Buying health insurance is considered to be the first step in the financial planning process. But, with several different features across different plans of various general insurance or standalone health insurance companies, it could be difficult to choose the right one. Also, there are certain specific restrictions in almost all health insurance plans and one needs to be aware of them for a smooth settlement of the claims. Being unaware of these restrictions can result in an unhealthy claim experience and can even turn costly for the policyholder.
Here are five such restrictions that every buyer or a policyholder needs to know for avoiding any unplesant surprises during claims settlement or during hospitalisation.
When it comes to making a claim, health insurance plans have a restriction in the form of sub-limit which basically is the maximum limit to which the insurer will pay up the claim amount under each expense head. A hospital bill will carry medical expenses under different heads such as doctor fee, room rent etc. No matter what the sum insured of the policy is, most health insurance plans restrict the re-reimbursement limit of each such expense head to a certain percentage of the sum insured. For example, if the sum insured is Rs 5 lakh, the room-rent is capped at 1 per cent i.e. Rs 5,000. If a policyholder chooses a room with rent higher than that amount, the claim will be restricted to Rs 5,000 only. Similarly, the caps could be there for other expense head.
When the insurer doesn’t pay any amount above the mandated limit, the expense has to be borne by the policyholder. In some health insurance plans, there may not be any such sub-limits while in others it may be waived off by paying an extra premium. Sub-limits also plays a role in the settlement of total claims. If a policyholder takes a room with rent higher than the upper limit, the other claim for other expense heads is proportionally reduced.
When it comes to a medical emergency requiring hospitalisation, the hospital that is nearest to one’s residence is preferred by most. However, as a health insurance policy holder, knowing whether the hospital is on the insurer’s list of network hospitals is important. All insurers have a tie-up with specific hospitals in different locations which they call them as a part of the network list. Insurers prefer policyholders to take hospitalisation in the network hospitals and not in a hospital outside the list.
It doesn’t matter if you hold a cashless card, the claim process in a non-network hospital may be subject to re-reimbursement and may result in partial claims too. Insurers share the list of network hospitals, also check with them before one has to make a planned hospitalisation.
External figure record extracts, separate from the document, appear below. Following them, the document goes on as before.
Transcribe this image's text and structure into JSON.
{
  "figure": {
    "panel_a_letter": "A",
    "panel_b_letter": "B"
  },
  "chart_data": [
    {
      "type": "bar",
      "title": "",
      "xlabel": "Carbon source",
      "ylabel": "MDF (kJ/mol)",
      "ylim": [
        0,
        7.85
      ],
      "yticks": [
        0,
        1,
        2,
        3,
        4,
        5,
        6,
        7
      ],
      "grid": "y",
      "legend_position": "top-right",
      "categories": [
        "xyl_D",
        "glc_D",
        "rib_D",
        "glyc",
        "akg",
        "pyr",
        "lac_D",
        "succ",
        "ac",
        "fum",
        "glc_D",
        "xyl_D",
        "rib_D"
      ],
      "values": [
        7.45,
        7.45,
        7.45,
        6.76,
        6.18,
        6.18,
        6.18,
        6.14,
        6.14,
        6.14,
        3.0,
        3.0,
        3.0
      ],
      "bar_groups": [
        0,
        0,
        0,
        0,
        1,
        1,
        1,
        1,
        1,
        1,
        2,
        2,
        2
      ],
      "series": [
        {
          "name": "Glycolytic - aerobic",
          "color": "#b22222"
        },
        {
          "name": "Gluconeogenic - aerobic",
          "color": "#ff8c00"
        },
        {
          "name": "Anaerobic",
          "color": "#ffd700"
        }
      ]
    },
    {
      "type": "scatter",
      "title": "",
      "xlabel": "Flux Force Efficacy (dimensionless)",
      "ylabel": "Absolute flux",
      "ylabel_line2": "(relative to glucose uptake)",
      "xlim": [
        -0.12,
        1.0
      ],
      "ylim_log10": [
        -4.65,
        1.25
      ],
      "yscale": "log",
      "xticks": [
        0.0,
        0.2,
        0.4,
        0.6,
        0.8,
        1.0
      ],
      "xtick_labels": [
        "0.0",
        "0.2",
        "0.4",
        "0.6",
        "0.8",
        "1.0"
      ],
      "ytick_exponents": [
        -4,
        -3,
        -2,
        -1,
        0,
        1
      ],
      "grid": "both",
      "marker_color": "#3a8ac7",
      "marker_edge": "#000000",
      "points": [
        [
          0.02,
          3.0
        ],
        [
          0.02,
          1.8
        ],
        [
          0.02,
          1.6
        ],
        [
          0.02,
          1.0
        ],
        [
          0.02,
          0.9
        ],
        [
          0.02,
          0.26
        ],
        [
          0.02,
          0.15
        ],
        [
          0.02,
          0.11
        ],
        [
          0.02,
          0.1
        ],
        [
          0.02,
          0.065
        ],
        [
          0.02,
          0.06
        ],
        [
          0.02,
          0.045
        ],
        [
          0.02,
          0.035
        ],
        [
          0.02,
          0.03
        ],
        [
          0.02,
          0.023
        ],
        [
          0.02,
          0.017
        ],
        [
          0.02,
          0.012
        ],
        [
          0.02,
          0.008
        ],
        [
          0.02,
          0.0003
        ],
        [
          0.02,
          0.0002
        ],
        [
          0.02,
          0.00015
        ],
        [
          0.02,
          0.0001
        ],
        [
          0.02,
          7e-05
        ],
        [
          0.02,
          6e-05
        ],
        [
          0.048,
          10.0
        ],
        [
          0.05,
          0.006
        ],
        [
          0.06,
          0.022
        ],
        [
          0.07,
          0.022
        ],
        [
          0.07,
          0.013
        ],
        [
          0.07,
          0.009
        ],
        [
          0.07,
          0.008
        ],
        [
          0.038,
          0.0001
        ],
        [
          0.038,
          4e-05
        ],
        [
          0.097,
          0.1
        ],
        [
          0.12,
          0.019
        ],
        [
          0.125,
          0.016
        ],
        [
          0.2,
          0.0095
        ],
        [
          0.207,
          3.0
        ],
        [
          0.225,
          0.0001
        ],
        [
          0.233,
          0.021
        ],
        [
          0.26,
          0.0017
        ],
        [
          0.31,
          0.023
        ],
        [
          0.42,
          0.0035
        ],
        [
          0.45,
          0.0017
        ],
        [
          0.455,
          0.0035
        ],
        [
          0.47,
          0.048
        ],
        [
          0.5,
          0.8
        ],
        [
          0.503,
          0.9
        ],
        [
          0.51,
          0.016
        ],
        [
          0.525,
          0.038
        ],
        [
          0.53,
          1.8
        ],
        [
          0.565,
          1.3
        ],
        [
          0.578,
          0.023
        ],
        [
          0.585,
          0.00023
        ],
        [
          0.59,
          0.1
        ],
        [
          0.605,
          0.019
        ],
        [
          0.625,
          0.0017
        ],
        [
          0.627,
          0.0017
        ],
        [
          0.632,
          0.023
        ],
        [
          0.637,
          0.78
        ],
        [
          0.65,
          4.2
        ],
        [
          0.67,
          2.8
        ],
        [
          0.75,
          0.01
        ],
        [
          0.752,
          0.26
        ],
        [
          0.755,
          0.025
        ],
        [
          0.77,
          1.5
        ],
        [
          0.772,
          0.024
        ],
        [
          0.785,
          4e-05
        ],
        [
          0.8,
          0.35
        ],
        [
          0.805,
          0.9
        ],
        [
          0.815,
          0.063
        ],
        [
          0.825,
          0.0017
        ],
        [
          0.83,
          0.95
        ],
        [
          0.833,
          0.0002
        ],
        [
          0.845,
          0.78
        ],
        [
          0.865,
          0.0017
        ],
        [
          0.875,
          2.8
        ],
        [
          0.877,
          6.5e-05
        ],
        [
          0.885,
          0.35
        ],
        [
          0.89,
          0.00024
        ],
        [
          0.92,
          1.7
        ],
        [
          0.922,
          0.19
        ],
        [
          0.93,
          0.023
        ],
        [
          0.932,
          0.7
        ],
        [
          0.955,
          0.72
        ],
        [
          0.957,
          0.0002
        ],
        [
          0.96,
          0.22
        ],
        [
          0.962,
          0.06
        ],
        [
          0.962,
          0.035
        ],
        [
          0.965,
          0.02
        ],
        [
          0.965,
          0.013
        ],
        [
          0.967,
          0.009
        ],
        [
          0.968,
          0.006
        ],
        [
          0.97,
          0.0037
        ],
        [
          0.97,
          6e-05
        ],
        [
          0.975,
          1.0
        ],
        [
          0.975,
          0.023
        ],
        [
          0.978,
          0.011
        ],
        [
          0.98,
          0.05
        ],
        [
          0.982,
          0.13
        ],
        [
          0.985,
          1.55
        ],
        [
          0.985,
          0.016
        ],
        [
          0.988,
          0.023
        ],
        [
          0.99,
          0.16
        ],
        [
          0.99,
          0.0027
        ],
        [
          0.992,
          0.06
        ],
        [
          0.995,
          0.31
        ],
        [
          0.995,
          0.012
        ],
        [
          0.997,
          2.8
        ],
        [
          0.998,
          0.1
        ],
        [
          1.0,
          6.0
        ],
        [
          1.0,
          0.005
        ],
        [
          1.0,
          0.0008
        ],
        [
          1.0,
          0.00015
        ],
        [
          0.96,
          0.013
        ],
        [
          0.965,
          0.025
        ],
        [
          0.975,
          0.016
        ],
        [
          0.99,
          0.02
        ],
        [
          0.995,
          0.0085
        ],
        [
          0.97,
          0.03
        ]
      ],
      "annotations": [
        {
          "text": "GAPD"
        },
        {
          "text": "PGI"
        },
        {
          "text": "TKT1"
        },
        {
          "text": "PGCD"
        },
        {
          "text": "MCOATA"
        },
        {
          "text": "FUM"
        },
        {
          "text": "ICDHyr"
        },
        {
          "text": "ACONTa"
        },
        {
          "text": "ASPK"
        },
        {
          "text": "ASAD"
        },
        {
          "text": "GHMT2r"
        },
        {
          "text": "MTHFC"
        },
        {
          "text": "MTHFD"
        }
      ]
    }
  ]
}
After buying a health insurance policy, it’s not that the coverage starts from day one. Other than accidental hospitalization, some diseases have a waiting period of 30 days, some others of 24 months or 36 months or even 48 months. The pre-existing ailments after proper disclosure at the time of buying insurance are generally covered after 48 months. It is important that one keeps renewing the policy so that the benefit of the waiting period is not lost. Also, on porting the policy, the advantage of the waiting period is not lost.
Sometimes, even if one holds a cashless policy, not the entire bill amount is paid by the insurer. A portion of the bill is to be borne by the insured. Co-payment or co-pay is that portion of the bill that the policyholder has to bear as an out-of-pocket expense. Such co-pay could be 10 or 20 per cent of the hospital bill.
For example, if a policy has a 20 per cent co-pay, and the bill comes to Rs 30,000, then the insured will have to pay Rs 6,000 while the balance of Rs 24,000 will be paid by the insurer. Co-payments are generally found in health insurance plans for senior citizens. Plans with co-pay come at a lesser premium than the ones without this feature.
The claims settlement in a health insurance policy can be either on a cashless basis or on the basis reimbursement. In a cashless policy, one need not pay anything up to the sum insured amount, to the hospital if it is there on the network list. The insurer’s in-house claims settlement team or the insurer’s third-party administrator settles the bill on behalf of the insured. In case of reimbursement claims, which generally happens in a non-network hospital, the insured has to pay the hospital before getting discharged and then submit the bills to the insurer for reimbursement.